Native plants at a nursery were exposed to overexposure to light. That’s the finding of a study published online today by the journal Environmental Science & Technology Letters.
Researchers from the University of Washington concluded that light from indoor plant lights traps more heat and inhibits photosynthesis at a time when plants need all the help they can get.
The researchers exposed three species of garden plants — American Louisana Thistle, rhododendron, and peony — to lights designed to mimic outdoor light. Under direct outdoor lighting, the plants foraged their normal range of minerals; indoors, with similar light, their food supply was decreased.
Plants grown in these plant lights had 20 percent less chlorophyll and 16 percent less photosynthesis. The plants grew three days faster in bare-roofed growing conditions, suggesting there’s something about outside lighting that favors photosynthesis.
In other words, those LED lights that you grow your plants in could be harming them.

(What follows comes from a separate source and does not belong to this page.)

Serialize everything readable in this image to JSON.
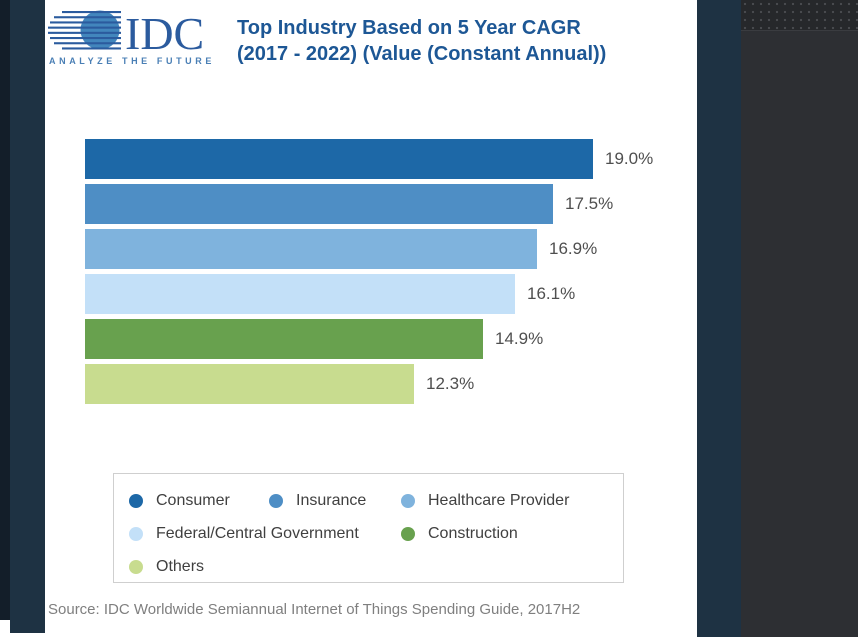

Optimizing indoor plants under specific lighting conditions is vital, as light levels vary throughout the year and humidity can be high indoors. Designing appropriate lighting can allow you to develop the plants you want, but it also can make for more interesting plant life in the house. Your indoor plants could be living up to their potential and developing healthy and thriving habits—but only if you light them correctly.
Are you growing plants in your home? What are some things you can do to make sure your indoor plants are healthy and thriving?